Visit pet rescue sites like Petfinder and browse adoptable pets. You can learn a lot about specific breeds and can search for pets in your area. Petfinder lists thousands of animals at any given time (317,000 listed just as I looked now!) and allows you to search for pets all across the US or in your local area.
Animal Planet’s website has a great resource for potential pet owners who may be having difficulties choosing a breed or identifying the right dog for their lifestyle. Called the “Dog Breed Selector” this short and informative quiz asks basic lifestyle questions and then comes up with compatibility ratings (in percentages) for your top 10 breed matches. The quiz can be found here , and only takes a few minutes to complete. When I took the quiz, some of my favorite breeds were my top matches, leading me to believe the quiz does a really accurate job if you take the time to answer the questions honestly.
If you have a specific breed you’re looking at, I recommend picking up a book specifically on that breed, maybe several and reading through them. Most breed specific books are written by someone who actually owns the breed or has bred them for years and thus has a great understanding of the nature of the dogs they work with. You can also check out a lot of dog care and dog breed books at your local library. I’ve always had good success with the Barron’s Dog Breed books: they’re cheap ($5-10), but I’ve always found them very thorough and they always come with great pictures and illustrations.

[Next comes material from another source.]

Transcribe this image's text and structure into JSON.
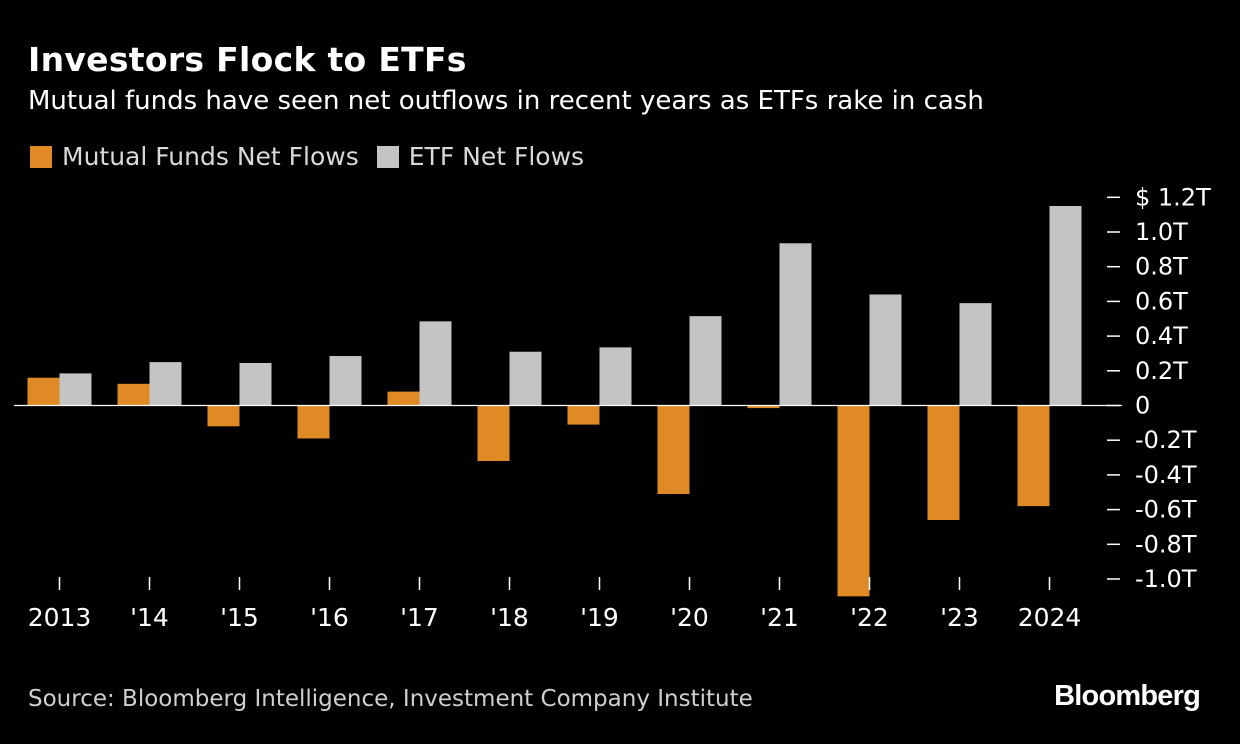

In reality, finding your perfect companion is going to take some initial legwork from you. But anything worth keeping is worth working for, and a little research before committing can be just what you need to ensure your own happy ending.
Sooo, now it’s your turn! Is anyone out there on ‘the search’ for a new (or another) dog to add to their family? What venues are you looking through, and how has your experience been so far? I’m dyingto add a third furry member to our family…so let me live vicariously through you!